JUDDERING FROM GEARBOX

If you experience the juddering mainly when you start the engine and when the car is idling, often accompanied by a loud clattering noise, the problem is likely in the dual mass flywheel which sits between the tran-smission and the engine. The flywheel consists of two plates that can move a small amount in relation to each other. This provides a cushioning effect when torque is transferred from the engine to the transmission. When that flywheel wears down, and the amount of move-ment is too great, you get a juddering/shuddering sensation.

**NOTE: Before removing the DMF unnecessarily, you should also consider contaminated or corroded ground contacts, contact resistors on the electrical connections in the starter and generator electrical circuit as well as problems with the battery (insufficiently charged, damaged or defective) as a failure cause.

During a visual inspection, a discolored friction surface on the secondary flywheel (arrow A) indicates an overheated or overloaded DMF. This effect can occur if drivers let the clutch slip for too long or the release system is faulty. In addition, there is a danger that longer-lasting overheating will harden the special lubricant in the DMF, which frequently ends in component failure.

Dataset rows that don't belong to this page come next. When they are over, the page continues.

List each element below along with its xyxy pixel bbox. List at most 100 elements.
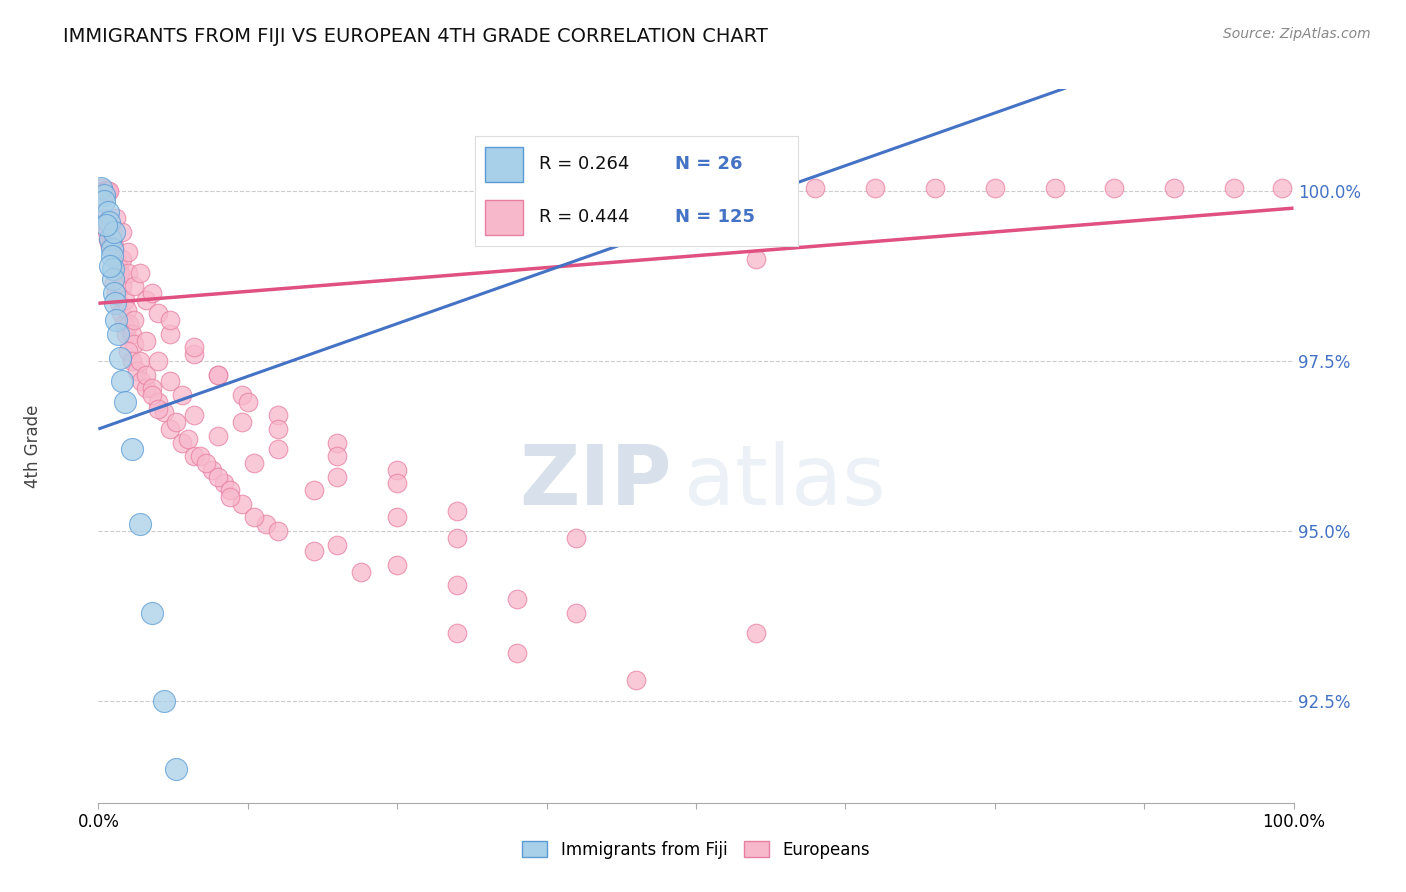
Point [446, 503, 468, 517]
Point [94, 184, 117, 198]
Point [91, 180, 114, 194]
Point [1043, 180, 1066, 194]
Point [114, 293, 136, 307]
Point [183, 341, 205, 355]
Point [110, 306, 132, 320]
Point [105, 211, 128, 226]
Point [231, 415, 253, 429]
Point [124, 313, 146, 327]
Point [101, 249, 124, 263]
Point [326, 537, 349, 551]
Point [1163, 180, 1185, 194]
Point [446, 531, 468, 545]
Point [148, 354, 170, 368]
Point [107, 326, 129, 341]
Point [93, 187, 115, 202]
Point [103, 286, 125, 301]
Point [254, 517, 277, 532]
Point [124, 337, 146, 351]
Point [231, 388, 253, 402]
Point [350, 565, 373, 579]
Point [141, 286, 163, 301]
Point [183, 449, 205, 463]
Point [107, 266, 129, 280]
Point [326, 469, 349, 483]
Point [148, 394, 170, 409]
Point [243, 510, 266, 524]
Point [135, 381, 157, 395]
Point [159, 326, 181, 341]
Point [93, 194, 115, 209]
Point [115, 326, 138, 341]
Point [93, 184, 115, 198]
Point [97, 184, 120, 198]
Point [97, 204, 120, 219]
Point [385, 558, 409, 572]
Point [172, 388, 194, 402]
Point [385, 510, 409, 524]
Point [91, 184, 114, 198]
Point [129, 354, 152, 368]
Point [326, 449, 349, 463]
Point [107, 296, 129, 310]
Text: IMMIGRANTS FROM FIJI VS EUROPEAN 4TH GRADE CORRELATION CHART: IMMIGRANTS FROM FIJI VS EUROPEAN 4TH GRA… [63, 27, 768, 45]
Point [111, 375, 134, 389]
Point [100, 245, 122, 260]
Point [745, 626, 768, 640]
Point [98, 259, 122, 273]
Point [105, 313, 128, 327]
Point [108, 351, 131, 365]
Point [506, 591, 529, 606]
Point [118, 317, 141, 331]
Point [267, 524, 290, 538]
Point [1104, 180, 1126, 194]
Point [101, 262, 124, 277]
Point [112, 317, 135, 331]
Point [98, 238, 122, 252]
Point [207, 429, 229, 443]
Point [446, 626, 468, 640]
Point [1223, 180, 1246, 194]
Point [685, 180, 707, 194]
Point [98, 232, 122, 246]
Point [924, 180, 946, 194]
Point [104, 245, 127, 260]
Point [236, 394, 259, 409]
Point [207, 469, 229, 483]
Point [135, 293, 157, 307]
Point [103, 238, 125, 252]
Point [124, 279, 146, 293]
Point [231, 497, 253, 511]
Point [131, 375, 153, 389]
Point [626, 673, 648, 688]
Point [243, 456, 266, 470]
Point [96, 225, 118, 239]
Point [141, 606, 163, 620]
Point [121, 326, 143, 341]
Point [115, 303, 138, 318]
Point [100, 242, 122, 256]
Point [153, 694, 176, 708]
Point [103, 276, 125, 290]
Point [111, 252, 134, 266]
Point [177, 432, 200, 446]
Point [506, 646, 529, 660]
Point [207, 368, 229, 382]
Point [125, 364, 148, 378]
Point [1271, 180, 1294, 194]
Point [114, 394, 136, 409]
Point [159, 313, 181, 327]
Point [745, 252, 768, 266]
Text: atlas: atlas [685, 442, 886, 522]
Point [93, 211, 115, 226]
Point [804, 180, 827, 194]
Point [94, 218, 117, 232]
Point [219, 483, 242, 498]
Point [100, 225, 122, 239]
Point [984, 180, 1007, 194]
Point [565, 606, 588, 620]
Point [135, 368, 157, 382]
Point [108, 266, 131, 280]
Point [129, 266, 152, 280]
Point [165, 415, 187, 429]
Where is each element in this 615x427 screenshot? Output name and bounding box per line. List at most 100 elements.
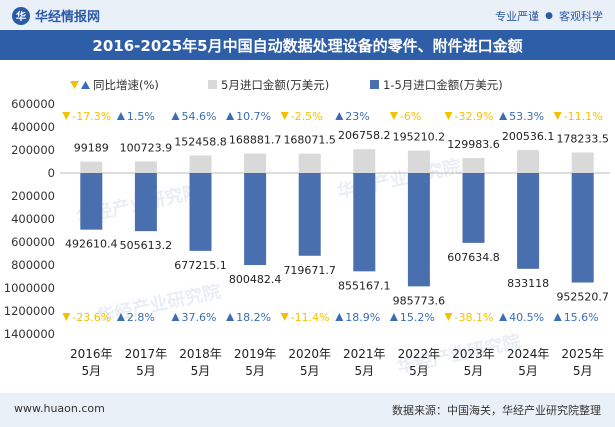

A DMF can also be checked while fitted in the vehicle or once removed using the special dual-mass flywheel test tool. Here, the free travel of the torsional damper, the evenness of its spring force, the axial bearing conditions and the displacement travel of the radial bearing site can be determined.

When checking the free travel of the torsional damper, the secondary part of the DMF is rotated using the lever counterclockwise until encountering slight counterpressure or feeling the spring force of the torsional damper. The free travel should not be more than six teeth of the starter ring gear. If it is more than six teeth, it is highly likely that internal damage exists and the DMF will need replacing.